Romans was written by Paul. Not only is this made evident by the fact that the author names himself 'Paul' in the first verse (indeed, fist word) of the book, but the writing and theology of the book is clearly Pauline. Paul wrote Romans sometime around the spring of A.D. 57. It is highly likely that Paul wrote Romans while travelling through Corinth and heading for Spain. Luke reports:

Now after these events Paul resolved in the Spirit to pass through Macedonia and Achaia and go to Jerusalem, saying, 'After I have been there, I must also see Rome.' And having sent into Macedonia two of his helpers, Timothy and Erastus, he himself stayed in Asia for a while. (Acts 19:21-22 ESV)

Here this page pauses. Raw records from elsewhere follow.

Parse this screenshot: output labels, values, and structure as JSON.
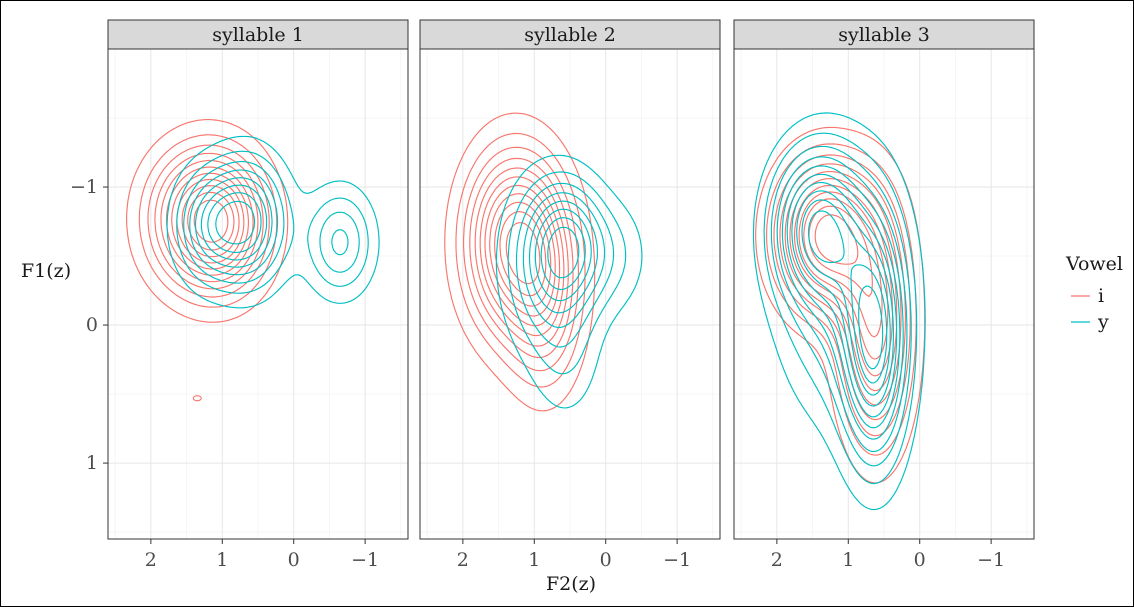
{
  "chart_data": {
    "type": "density-contour",
    "facet_labels": [
      "syllable 1",
      "syllable 2",
      "syllable 3"
    ],
    "xlabel": "F2(z)",
    "ylabel": "F1(z)",
    "x_axis": {
      "reversed": true,
      "range": [
        2.6,
        -1.6
      ],
      "ticks": [
        2,
        1,
        0,
        -1
      ],
      "tick_labels": [
        "2",
        "1",
        "0",
        "−1"
      ]
    },
    "y_axis": {
      "reversed": true,
      "range": [
        -2.0,
        1.55
      ],
      "ticks": [
        -1,
        0,
        1
      ],
      "tick_labels": [
        "−1",
        "0",
        "1"
      ]
    },
    "grid": true,
    "legend": {
      "title": "Vowel",
      "position": "right",
      "entries": [
        {
          "label": "i",
          "color": "#F8766D"
        },
        {
          "label": "y",
          "color": "#00BFC4"
        }
      ]
    },
    "facets": [
      {
        "label": "syllable 1",
        "series": [
          {
            "name": "i",
            "color": "#F8766D",
            "levels": 11,
            "peaks": [
              {
                "x": 1.3,
                "y": -0.77,
                "sx": 0.5,
                "sy": 0.33,
                "w": 1.0
              },
              {
                "x": 0.95,
                "y": -0.72,
                "sx": 0.42,
                "sy": 0.32,
                "w": 0.55
              }
            ],
            "outliers": [
              {
                "x": 1.35,
                "y": 0.53
              }
            ]
          },
          {
            "name": "y",
            "color": "#00BFC4",
            "levels": 8,
            "peaks": [
              {
                "x": 0.65,
                "y": -0.75,
                "sx": 0.36,
                "sy": 0.3,
                "w": 1.0
              },
              {
                "x": 1.2,
                "y": -0.72,
                "sx": 0.32,
                "sy": 0.27,
                "w": 0.6
              },
              {
                "x": -0.65,
                "y": -0.6,
                "sx": 0.32,
                "sy": 0.26,
                "w": 0.55
              }
            ]
          }
        ]
      },
      {
        "label": "syllable 2",
        "series": [
          {
            "name": "i",
            "color": "#F8766D",
            "levels": 11,
            "peaks": [
              {
                "x": 1.28,
                "y": -0.6,
                "sx": 0.45,
                "sy": 0.43,
                "w": 1.0
              },
              {
                "x": 0.85,
                "y": -0.2,
                "sx": 0.35,
                "sy": 0.45,
                "w": 0.45
              }
            ]
          },
          {
            "name": "y",
            "color": "#00BFC4",
            "levels": 8,
            "peaks": [
              {
                "x": 0.52,
                "y": -0.58,
                "sx": 0.33,
                "sy": 0.3,
                "w": 1.0
              },
              {
                "x": 0.9,
                "y": -0.45,
                "sx": 0.38,
                "sy": 0.4,
                "w": 0.6
              },
              {
                "x": 0.55,
                "y": 0.15,
                "sx": 0.35,
                "sy": 0.38,
                "w": 0.3
              },
              {
                "x": -0.1,
                "y": -0.5,
                "sx": 0.35,
                "sy": 0.28,
                "w": 0.3
              }
            ]
          }
        ]
      },
      {
        "label": "syllable 3",
        "series": [
          {
            "name": "i",
            "color": "#F8766D",
            "levels": 11,
            "peaks": [
              {
                "x": 1.3,
                "y": -0.65,
                "sx": 0.45,
                "sy": 0.35,
                "w": 1.0
              },
              {
                "x": 0.62,
                "y": 0.0,
                "sx": 0.33,
                "sy": 0.55,
                "w": 0.75
              }
            ]
          },
          {
            "name": "y",
            "color": "#00BFC4",
            "levels": 11,
            "peaks": [
              {
                "x": 1.45,
                "y": -0.72,
                "sx": 0.4,
                "sy": 0.35,
                "w": 0.8
              },
              {
                "x": 0.63,
                "y": 0.15,
                "sx": 0.3,
                "sy": 0.55,
                "w": 1.0
              },
              {
                "x": 1.1,
                "y": -0.3,
                "sx": 0.55,
                "sy": 0.6,
                "w": 0.5
              }
            ]
          }
        ]
      }
    ]
  }
}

And Paul writes in Romans 15:24-26:

I hope to see you in passing as I go to Spain, and to be helped on my journey there by you, once I have enjoyed your company for a while. At present, however, I am going to Jerusalem bringing aid to the saints. For Macedonia and Achaia have been pleased to make some contribution for the poor among the saints at Jerusalem. (ESV)

Moreover, in 1929, archaeologists unearthed limestone paving blocks in Corinth with the inscription: "ERASTVS PRO AEDILIT[AT]E S[UA] P[ECUNIA] STRAVIT" ("Erastus in return for his aedileship laid [the pavement] at his own expense"). An aedile was a comissioner of public works. Since "Erastus" is an uncommon name, it is likely that this was the same person as the person who Paul sends his greetings from (Romans 16:23).

Paul's epistles are ordered according to descending length in the NT. Thus, since Romans is Paul's longest epistle, it appears first. The central theme of Romans is salvation: salvation is a free gift of God received through faith alone. Romans may be divided into three sections. The first section (chapter 1-8) is chiefly the theological or doctrinal section. The second section (chapters 9-11) is an aside in which Paul discusses the rejection of the gospel by the Jews. Finally, the last section (chapters 12-16) focuses more on practical application.

Romans is a wonderful book, well worth the time to study it.